Sega cancels Super Game initiative, classic revivals still moving forward
Sega shelved Super Game, but Shinobi, Jet Set Radio, Streets of Rage, Golden Axe and Crazy Taxi are still on the board.

Sega has pulled the plug on Super Game, the broad live-service gamble it first floated five years ago, but it is still betting on the safer kind of nostalgia: the kind wrapped around Shinobi, Jet Set Radio, Streets of Rage, Golden Axe and Crazy Taxi. For players, that means the company’s big experiment is gone, yet the franchise revival pipeline is still alive.
The cancellation surfaced in Sega’s latest financial results presentation, which described Super Game as a live-service effort under review before confirming it had been dropped. The project had been pitched as a set of multiple triple-A titles meant to stretch across Sega’s technologies and push beyond the traditional framework of games. That made it more than a single project failure.
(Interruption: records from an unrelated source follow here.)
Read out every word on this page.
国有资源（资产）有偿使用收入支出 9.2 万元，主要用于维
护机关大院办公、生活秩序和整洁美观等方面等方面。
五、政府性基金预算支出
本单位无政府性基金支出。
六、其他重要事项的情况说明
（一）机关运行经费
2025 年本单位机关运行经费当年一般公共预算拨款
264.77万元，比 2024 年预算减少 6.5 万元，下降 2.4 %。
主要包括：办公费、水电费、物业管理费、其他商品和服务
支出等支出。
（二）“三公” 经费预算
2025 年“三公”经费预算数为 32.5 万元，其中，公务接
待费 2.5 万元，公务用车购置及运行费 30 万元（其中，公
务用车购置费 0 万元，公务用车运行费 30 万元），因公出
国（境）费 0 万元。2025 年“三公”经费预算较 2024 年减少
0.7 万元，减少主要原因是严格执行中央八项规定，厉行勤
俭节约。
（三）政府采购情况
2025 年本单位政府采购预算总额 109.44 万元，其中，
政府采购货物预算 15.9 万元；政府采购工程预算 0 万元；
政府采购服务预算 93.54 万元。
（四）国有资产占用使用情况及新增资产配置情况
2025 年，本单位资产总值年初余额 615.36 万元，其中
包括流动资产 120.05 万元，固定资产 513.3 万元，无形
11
It was supposed to be a company-wide statement about where Sega wanted to go next.
Instead, Sega now looks like a publisher narrowing its risk rather than expanding it. At The Game Awards in December 2023, Sega unveiled new entries in Crazy Taxi, Golden Axe, Jet Set Radio, Shinobi and Streets of Rage as part of a new IP initiative aimed at bringing legacy content to modern players. Only Shinobi: Art of Vengeance has shipped so far, which leaves the rest of that lineup as a longer haul than many fans might have hoped. Sega’s results presentation put the remaining projects in the fiscal year ending March 2027 or later, a timeline that signals patience more than urgency.
That slower pace fits a wider shift inside Sega. In February 2024, the company appointed Justin Scarpone as executive vice president and head of a Global Transmedia Group, effective April 1, to push its transmedia strategy across properties such as Persona, Like a Dragon and Angry Birds. By December 2024, Sega was still telling fans it was digging into its treasure trove of IP, while also adding Sonic Racing: CrossWorlds, a new Virtua Fighter project and Project Century to the mix. The message was clear: Sega wanted its catalog to do more work across games and beyond them, but not through one giant, risky platform play.
The other half of that recalibration is the retreat from free-to-play as a priority. Sega linked the shift to weaker performance from Sonic Rumble, which it unveiled as a mobile game in May 2024, and disappointing sales tied to its 2023 Rovio acquisition. Sega still sold more than one million copies of Sonic X Shadow Generations by October 28, 2024, a reminder that its best-known names can still move units without a sprawling live-service umbrella. For Sega, the lesson in 2026 is blunt: the franchise revival route may be slower, but it is a lot easier to trust than a super-sized gamble that never quite became a game.